Even with these caveats, this is clearly an important study. While the impact of genetics and of the gut microbiome on BA metabolism is well established, the modes of interaction have largely remained elusive. In addition to their well-known roles in generation of bile flow and absorption of dietary fats and fat-soluble vitamins, BAs are now also known to display hormone-like functions in regulation of glucose, fat, and energy metabolism via activation of specific receptors, including farnesoid X receptor (FXR) and G-protein–coupled BA receptor 1 (GPBAR1) [6]. These BA signaling pathways have now been adopted as novel drug targets for liver and metabolic diseases [7]. Importantly, not all the BA species present in the enterohepatic circulation are equally effective in activating FXR and GPBAR1, with hydrophobic species generally being stronger activators of both receptors [6]. Thus, composition, size, and circulation frequency of the BA pool provide important physiological parameters.

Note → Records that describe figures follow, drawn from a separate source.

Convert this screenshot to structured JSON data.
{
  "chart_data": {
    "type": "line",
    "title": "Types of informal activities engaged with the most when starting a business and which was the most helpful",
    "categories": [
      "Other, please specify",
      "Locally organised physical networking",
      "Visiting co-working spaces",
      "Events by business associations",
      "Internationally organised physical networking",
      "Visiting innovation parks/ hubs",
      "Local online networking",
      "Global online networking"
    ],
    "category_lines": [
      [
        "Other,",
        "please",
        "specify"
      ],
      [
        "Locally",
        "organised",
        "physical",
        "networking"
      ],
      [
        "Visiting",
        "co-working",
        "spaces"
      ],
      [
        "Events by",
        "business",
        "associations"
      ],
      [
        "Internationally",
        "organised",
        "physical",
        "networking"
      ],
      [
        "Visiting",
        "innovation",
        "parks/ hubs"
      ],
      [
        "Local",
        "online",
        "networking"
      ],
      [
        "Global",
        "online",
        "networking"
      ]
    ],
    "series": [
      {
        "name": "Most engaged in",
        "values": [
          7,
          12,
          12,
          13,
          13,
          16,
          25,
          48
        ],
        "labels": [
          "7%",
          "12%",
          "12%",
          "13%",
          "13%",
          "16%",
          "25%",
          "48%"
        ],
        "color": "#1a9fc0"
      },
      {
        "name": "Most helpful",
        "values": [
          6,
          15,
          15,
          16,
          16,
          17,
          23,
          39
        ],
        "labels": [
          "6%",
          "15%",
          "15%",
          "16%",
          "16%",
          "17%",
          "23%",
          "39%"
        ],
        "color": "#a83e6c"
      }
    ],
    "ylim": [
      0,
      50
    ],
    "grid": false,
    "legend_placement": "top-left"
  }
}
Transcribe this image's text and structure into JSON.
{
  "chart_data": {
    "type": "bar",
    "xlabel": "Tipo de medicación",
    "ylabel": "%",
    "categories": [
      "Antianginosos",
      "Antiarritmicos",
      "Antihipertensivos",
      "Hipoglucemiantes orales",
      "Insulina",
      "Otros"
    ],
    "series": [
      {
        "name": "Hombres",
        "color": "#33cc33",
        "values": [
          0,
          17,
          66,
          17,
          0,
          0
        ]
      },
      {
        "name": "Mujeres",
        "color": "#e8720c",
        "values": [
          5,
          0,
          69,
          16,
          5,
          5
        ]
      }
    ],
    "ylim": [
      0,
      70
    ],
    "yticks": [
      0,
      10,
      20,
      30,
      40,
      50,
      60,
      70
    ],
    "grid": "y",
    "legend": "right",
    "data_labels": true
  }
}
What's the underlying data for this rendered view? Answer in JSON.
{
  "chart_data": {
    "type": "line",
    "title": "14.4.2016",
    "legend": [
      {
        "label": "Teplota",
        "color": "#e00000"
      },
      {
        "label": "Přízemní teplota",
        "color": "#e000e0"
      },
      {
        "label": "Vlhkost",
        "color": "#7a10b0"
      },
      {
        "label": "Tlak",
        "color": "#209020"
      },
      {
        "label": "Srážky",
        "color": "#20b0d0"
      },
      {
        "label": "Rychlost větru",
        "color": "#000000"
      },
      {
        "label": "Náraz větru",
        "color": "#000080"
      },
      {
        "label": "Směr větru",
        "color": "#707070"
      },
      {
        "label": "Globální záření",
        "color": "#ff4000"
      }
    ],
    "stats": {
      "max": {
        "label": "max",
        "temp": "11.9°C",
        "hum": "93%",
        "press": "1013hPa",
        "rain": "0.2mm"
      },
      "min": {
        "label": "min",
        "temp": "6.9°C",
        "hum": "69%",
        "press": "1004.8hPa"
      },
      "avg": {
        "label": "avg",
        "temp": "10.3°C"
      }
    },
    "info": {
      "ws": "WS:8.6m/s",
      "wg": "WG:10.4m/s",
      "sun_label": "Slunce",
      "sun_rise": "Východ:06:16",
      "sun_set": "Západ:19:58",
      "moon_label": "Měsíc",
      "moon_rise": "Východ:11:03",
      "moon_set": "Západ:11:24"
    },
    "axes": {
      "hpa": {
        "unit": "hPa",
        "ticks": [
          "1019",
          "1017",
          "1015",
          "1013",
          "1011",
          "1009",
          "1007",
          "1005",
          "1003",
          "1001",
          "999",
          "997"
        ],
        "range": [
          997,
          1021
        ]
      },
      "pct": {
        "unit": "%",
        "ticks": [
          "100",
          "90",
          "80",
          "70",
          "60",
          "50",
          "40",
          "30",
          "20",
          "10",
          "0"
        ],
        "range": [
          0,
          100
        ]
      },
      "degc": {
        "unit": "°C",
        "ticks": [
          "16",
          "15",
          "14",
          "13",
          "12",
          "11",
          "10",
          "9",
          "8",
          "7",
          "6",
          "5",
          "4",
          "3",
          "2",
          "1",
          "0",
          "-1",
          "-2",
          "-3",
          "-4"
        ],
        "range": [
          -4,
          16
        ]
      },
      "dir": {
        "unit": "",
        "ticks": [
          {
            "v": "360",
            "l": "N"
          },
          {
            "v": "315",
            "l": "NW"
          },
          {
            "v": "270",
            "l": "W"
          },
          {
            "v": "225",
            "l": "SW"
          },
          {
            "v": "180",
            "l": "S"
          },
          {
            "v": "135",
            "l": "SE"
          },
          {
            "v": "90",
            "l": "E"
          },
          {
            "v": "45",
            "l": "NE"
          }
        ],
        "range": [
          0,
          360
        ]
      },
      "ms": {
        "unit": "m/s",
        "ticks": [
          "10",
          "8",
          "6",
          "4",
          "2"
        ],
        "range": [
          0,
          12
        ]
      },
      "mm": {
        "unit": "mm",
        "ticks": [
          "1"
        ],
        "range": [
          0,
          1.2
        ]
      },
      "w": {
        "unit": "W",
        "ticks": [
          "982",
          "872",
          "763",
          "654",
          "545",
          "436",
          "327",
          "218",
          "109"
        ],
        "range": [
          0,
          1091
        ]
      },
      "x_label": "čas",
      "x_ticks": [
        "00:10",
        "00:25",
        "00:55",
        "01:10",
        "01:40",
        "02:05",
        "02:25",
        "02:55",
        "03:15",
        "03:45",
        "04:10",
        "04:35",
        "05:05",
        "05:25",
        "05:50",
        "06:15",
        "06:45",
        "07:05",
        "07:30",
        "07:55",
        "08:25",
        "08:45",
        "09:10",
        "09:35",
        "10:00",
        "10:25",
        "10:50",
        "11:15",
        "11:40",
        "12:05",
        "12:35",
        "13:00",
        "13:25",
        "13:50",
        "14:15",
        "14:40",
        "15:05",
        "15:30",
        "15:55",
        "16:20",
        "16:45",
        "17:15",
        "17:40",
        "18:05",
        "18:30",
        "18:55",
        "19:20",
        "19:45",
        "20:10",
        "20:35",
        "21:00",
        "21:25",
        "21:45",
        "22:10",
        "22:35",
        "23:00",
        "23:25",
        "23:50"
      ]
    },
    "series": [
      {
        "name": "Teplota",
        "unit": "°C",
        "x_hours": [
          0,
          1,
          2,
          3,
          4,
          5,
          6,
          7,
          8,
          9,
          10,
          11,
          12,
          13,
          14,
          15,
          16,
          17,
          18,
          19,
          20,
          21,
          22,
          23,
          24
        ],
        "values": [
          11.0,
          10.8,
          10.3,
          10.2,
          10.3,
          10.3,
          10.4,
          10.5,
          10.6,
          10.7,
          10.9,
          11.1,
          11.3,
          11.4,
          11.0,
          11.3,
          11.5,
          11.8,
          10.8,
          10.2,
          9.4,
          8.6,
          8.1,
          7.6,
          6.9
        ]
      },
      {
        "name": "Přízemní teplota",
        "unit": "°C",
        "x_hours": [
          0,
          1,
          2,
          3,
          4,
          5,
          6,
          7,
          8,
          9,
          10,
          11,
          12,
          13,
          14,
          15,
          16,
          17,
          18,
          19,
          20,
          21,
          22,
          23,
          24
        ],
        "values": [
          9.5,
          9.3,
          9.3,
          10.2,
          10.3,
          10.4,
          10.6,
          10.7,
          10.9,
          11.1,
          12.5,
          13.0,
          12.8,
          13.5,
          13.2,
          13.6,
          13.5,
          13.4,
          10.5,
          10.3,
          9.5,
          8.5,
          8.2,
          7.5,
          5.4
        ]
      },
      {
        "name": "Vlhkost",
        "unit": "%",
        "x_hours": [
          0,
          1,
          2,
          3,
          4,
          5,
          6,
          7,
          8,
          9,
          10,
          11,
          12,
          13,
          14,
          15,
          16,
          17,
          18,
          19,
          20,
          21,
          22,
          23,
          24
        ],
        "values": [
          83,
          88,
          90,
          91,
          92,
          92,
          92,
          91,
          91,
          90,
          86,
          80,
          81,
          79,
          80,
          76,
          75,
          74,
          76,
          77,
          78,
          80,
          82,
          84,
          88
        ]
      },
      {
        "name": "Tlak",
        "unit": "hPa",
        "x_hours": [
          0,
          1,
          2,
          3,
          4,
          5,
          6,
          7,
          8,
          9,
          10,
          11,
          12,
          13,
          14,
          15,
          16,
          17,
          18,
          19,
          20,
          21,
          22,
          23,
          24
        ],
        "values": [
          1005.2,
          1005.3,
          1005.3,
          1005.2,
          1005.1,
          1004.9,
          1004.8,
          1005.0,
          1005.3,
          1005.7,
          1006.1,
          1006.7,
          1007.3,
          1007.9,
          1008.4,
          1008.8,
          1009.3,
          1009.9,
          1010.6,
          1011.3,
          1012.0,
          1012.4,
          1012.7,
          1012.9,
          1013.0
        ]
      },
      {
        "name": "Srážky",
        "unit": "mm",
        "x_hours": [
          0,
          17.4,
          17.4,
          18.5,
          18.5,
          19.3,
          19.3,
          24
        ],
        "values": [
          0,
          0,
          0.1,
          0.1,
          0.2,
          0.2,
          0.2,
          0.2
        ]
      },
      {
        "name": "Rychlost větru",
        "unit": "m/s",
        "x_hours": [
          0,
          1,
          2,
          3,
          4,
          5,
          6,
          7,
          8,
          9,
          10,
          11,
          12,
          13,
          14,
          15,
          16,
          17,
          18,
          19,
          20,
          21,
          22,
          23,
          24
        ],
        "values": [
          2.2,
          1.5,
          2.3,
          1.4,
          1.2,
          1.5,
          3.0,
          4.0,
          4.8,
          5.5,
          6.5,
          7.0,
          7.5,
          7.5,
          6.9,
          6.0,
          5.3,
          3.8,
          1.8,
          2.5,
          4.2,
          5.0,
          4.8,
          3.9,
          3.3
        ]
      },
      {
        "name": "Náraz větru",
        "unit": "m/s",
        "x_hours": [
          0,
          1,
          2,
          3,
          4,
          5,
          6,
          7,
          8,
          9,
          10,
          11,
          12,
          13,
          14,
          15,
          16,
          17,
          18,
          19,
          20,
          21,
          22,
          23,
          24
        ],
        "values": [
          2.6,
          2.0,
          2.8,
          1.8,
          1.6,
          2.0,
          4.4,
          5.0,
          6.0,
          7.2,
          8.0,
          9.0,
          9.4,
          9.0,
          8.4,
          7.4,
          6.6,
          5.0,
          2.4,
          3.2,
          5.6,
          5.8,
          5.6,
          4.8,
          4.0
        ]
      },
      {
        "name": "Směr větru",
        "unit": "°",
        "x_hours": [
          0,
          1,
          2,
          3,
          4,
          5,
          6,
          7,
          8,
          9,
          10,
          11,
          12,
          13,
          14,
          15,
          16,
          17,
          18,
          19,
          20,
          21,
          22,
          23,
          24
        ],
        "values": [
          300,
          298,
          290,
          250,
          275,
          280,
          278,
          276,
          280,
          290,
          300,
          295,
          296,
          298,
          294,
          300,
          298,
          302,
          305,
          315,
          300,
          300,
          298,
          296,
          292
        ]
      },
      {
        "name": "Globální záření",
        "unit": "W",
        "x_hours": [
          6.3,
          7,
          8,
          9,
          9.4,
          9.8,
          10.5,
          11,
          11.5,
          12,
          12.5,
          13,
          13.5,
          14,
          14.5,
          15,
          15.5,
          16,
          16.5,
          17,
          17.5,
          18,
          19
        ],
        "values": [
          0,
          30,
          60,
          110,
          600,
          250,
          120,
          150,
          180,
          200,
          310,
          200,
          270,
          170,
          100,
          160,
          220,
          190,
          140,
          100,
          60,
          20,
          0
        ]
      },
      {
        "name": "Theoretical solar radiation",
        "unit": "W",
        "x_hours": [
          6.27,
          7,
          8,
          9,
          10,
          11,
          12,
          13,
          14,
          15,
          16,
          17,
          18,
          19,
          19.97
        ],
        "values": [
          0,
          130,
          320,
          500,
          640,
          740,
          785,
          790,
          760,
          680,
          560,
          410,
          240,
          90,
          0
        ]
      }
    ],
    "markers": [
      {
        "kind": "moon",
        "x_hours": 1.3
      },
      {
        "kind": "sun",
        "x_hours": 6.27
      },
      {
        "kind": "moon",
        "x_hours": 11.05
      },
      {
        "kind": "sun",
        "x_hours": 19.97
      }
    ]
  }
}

The present study in mice has demonstrated the power of systems genetics to decipher interactions of host genetics, microbiome, and BA metabolism. Yet the differences in genetic background, microbial composition, and BA metabolism between humans and mice also obviously limit clinical translation. On the one hand, mouse models with humanized BA metabolism will be instrumental. On the other hand, similar studies should be conducted in humans, e.g., in well-characterized, relatively large population cohorts and in subjects who may benefit from novel therapeutic strategies for metabolic diseases. Such systems genetics studies in humans will face serious challenges. Several studies have shown that the genetic impact on the gut microbiome is relatively small in humans [8], as environmental factors cannot be controlled and these small genetic effects will limit the power to use genetic variants as instrumental variables for inferring causality in humans. To reveal robust genetic associations to the gut microbiome, large sample sizes will thus be required. To address this, the MiBioGen consortium has been launched to perform genome-wide association study (GWAS) in humans by conducting large-scale meta-analysis on nearly 20,000 individuals from 18 cohorts [9]. Alternatively, recent advances in organ-on-chip technologies, together with the development of in vitro culture of the human gut microbes, opens up new avenues to construct personalized in vitro human systems to mimic the enterohepatic circulation of BAs and simultaneously account for individual genetic makeup and microbial composition. Such a system would be composed of two parts: liver-on-a-chip to assess activity of liver enzymes for primary BA biosynthesis and co-culture of gut microbes on gut-on-a-chip [10] to investigate impact of BAs on the growth rate of microbes and bacterial activity with respect to secondary BA formation. In the near future, we anticipate a toolkit that combines systems genetics analyses in large-scale, well-defined human cohorts with functional studies using individualized in vitro models to understand human host–microbe interactions in health and disease.